The differential diagnosis of PNET of the lung includes small cell carcinoma and other small round-cell tumors, such as malignant lymphoma, Langerhans’ cell histiocytosis, granulocytic sarcoma, rhabdomyosarcoma, classical neuroblastoma, and synovial sarcoma [2]. Histochemical and immunohistochemical studies are performed to confirm the diagnosis. Careful histological evaluation and the use of several immunohistochemical (IHC) markers and antibodies such as O13, HBA-71, and 12E7 (the MIC2 gene product) that recognizes the cell surface antigen, defined by the cluster of CD99, facilitate the diagnosis. Although not specific for PNET or Ewing sarcoma, CD99 is generally present in these tumors [14]. Malignant lymphoma is distinguished from pPNETs, which do not stain for LCA. Small cell carcinoma is distinguished with the consistent positive immunoreactivity to cytokeratins, and reactivity for IHC markers such as chromogranin and TTF-1 supports the diagnosis of small cell carcinoma [15]. In addition, the IHC expression of muscle-specific markers such as desmin, myogenin, or myo-D1 is characteristic of rhabdomyosarcoma. The identification of a nonrandom t(11;22)(q24;q12) chromosome rearrangement has been reported in these aggressive malignant tumors [9, 14, 15]. This translocation was demonstrated in five cases of pulmonary PNET whereas in our case it could not be demonstrated [7].

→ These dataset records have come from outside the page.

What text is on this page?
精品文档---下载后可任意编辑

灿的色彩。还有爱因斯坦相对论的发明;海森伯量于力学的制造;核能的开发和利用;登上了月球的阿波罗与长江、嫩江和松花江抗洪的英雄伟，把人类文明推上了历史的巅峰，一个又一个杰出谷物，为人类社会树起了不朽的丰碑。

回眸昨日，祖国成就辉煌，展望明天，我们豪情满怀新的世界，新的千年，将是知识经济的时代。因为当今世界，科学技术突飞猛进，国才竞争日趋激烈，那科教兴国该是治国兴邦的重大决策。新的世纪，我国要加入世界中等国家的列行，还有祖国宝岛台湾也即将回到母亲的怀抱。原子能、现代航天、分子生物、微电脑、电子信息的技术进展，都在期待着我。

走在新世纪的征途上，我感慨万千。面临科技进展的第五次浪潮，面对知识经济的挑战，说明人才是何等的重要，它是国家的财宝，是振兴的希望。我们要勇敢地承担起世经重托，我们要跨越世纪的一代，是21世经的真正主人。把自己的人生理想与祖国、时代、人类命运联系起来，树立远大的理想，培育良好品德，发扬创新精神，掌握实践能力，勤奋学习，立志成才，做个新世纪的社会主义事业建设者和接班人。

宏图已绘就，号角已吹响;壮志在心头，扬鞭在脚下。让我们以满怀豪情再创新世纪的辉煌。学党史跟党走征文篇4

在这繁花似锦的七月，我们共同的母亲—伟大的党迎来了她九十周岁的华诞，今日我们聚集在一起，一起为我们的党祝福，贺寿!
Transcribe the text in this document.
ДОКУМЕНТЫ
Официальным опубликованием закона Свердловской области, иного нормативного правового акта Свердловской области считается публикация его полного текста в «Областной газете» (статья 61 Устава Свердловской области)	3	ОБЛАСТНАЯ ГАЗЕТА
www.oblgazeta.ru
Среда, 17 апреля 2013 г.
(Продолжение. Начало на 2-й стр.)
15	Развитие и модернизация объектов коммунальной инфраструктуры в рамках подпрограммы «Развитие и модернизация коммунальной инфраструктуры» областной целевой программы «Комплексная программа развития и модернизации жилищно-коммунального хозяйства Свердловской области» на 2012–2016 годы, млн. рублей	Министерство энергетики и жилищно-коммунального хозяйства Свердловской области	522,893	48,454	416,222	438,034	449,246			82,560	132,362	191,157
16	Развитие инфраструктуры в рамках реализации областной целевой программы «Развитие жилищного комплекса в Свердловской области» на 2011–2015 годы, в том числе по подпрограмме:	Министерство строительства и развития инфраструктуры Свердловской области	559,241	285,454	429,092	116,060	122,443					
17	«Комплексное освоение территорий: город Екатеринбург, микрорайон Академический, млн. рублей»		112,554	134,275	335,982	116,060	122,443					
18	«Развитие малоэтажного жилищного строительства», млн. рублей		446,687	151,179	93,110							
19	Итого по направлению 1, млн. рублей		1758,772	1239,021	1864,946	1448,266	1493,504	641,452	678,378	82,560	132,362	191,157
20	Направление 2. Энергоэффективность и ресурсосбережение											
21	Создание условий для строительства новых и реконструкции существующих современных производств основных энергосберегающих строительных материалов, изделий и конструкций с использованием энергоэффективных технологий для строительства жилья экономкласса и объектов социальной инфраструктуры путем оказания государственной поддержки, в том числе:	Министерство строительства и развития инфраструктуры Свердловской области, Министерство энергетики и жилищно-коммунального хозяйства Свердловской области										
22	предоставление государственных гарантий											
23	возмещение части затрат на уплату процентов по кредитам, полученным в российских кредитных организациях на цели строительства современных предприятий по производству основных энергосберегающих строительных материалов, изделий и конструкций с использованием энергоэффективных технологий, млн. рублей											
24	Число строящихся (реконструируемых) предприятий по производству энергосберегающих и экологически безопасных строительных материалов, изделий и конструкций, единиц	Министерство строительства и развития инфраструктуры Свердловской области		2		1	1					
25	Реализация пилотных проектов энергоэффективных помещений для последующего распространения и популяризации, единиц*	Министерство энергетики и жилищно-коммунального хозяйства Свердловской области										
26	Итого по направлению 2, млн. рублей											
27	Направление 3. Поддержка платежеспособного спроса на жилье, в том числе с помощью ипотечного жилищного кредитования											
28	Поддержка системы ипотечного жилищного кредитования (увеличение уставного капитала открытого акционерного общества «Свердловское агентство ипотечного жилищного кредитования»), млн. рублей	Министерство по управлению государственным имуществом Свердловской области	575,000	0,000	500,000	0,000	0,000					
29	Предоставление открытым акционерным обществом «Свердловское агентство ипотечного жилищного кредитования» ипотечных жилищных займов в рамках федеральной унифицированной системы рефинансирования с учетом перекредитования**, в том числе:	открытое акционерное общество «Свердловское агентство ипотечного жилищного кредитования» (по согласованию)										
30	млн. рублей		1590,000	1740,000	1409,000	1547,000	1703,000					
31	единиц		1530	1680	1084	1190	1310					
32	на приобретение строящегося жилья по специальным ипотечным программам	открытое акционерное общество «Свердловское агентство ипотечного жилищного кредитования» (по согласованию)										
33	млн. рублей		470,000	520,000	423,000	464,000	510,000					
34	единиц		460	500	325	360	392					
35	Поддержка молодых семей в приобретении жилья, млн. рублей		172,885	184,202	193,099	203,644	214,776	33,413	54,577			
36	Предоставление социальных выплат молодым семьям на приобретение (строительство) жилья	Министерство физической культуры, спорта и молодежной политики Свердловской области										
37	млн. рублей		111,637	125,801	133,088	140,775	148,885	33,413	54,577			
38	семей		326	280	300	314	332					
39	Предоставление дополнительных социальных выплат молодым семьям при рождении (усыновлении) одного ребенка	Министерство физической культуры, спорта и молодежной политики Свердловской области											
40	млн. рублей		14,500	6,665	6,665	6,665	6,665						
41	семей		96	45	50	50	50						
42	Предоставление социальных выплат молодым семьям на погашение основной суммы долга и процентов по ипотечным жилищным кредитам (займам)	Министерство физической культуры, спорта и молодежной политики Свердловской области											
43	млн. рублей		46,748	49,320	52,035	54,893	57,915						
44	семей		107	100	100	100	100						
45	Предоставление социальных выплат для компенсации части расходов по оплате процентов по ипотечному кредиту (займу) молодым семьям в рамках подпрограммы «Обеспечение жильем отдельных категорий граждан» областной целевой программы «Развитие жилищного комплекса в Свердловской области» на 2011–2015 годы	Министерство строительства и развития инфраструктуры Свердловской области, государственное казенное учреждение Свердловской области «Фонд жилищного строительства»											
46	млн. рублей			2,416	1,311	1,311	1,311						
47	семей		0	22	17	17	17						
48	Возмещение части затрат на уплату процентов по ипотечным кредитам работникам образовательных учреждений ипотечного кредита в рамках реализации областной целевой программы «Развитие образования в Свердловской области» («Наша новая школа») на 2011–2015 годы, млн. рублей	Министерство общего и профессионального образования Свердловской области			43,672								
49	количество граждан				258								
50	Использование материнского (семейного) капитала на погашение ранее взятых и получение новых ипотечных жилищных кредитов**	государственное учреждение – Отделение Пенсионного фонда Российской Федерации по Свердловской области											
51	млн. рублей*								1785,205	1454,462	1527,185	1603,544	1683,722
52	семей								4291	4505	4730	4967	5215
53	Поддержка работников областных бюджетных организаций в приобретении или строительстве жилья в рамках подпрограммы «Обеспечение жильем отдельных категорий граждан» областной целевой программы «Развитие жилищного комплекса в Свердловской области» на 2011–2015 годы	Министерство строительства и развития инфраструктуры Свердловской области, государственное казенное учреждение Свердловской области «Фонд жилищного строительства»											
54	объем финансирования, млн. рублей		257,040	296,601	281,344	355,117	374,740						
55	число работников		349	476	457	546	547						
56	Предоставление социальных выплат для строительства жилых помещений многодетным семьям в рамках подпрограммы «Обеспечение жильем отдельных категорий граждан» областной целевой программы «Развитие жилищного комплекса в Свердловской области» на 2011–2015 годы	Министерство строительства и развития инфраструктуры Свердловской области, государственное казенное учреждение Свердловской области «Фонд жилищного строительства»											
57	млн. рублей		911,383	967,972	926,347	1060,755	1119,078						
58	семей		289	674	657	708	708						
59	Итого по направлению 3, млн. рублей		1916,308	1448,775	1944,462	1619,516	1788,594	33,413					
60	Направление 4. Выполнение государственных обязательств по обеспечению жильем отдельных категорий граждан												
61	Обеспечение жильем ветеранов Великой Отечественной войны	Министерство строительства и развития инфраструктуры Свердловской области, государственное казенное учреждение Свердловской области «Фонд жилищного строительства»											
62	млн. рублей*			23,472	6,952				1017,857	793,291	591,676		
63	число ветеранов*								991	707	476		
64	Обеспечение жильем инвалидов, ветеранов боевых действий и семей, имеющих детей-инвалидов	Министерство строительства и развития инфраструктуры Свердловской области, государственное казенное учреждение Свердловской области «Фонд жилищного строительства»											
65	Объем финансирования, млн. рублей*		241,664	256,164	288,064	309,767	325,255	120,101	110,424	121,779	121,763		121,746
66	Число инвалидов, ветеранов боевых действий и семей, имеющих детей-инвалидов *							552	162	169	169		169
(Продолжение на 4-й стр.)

PNET is a highly malignant tumor with a very poor prognosis. The treatment of choice for these tumors was various combinations of radical surgical resection, neoadjuvant and adjuvant chemotherapy, and irradiation [16]. Resection and adjuvant chemotherapy with or without radiation were administered in seven patients while neoadjuvant chemotherapy and resection with or without adjuvant chemotherapy were administered in six patients, and five patients underwent resection only. The 2-year survival rates are 33%, 66%, and 33%, respectively. Five of the six patients administered neoadjuvant chemotherapy were alive with a follow-up ranging from 11 to 34 months [4]. The present case was treated only with chemotherapy due to inoperable disease, after that complete response was obtained. To our knowledge, this is the first report of inoperable thoracic PNET treated with chemotherapy, and complete regression of the mass is demonstrated and the patient is alive with a followup of 17 months.

This report constitutes the first case of PNET of the lung successfully treated with chemotherapy in the literature. In patients with mediastinal mass, primary PNET of the mediastinum should be considered in differential diagnosis of the mediastinal mass as primary lung cancer. In this situation, our case highlights the eliminating of patients with mediastinal mass from the other small round-cell tumors; the treatment options in these tumors are markedly different because PNETs are more chemosensitive tumors.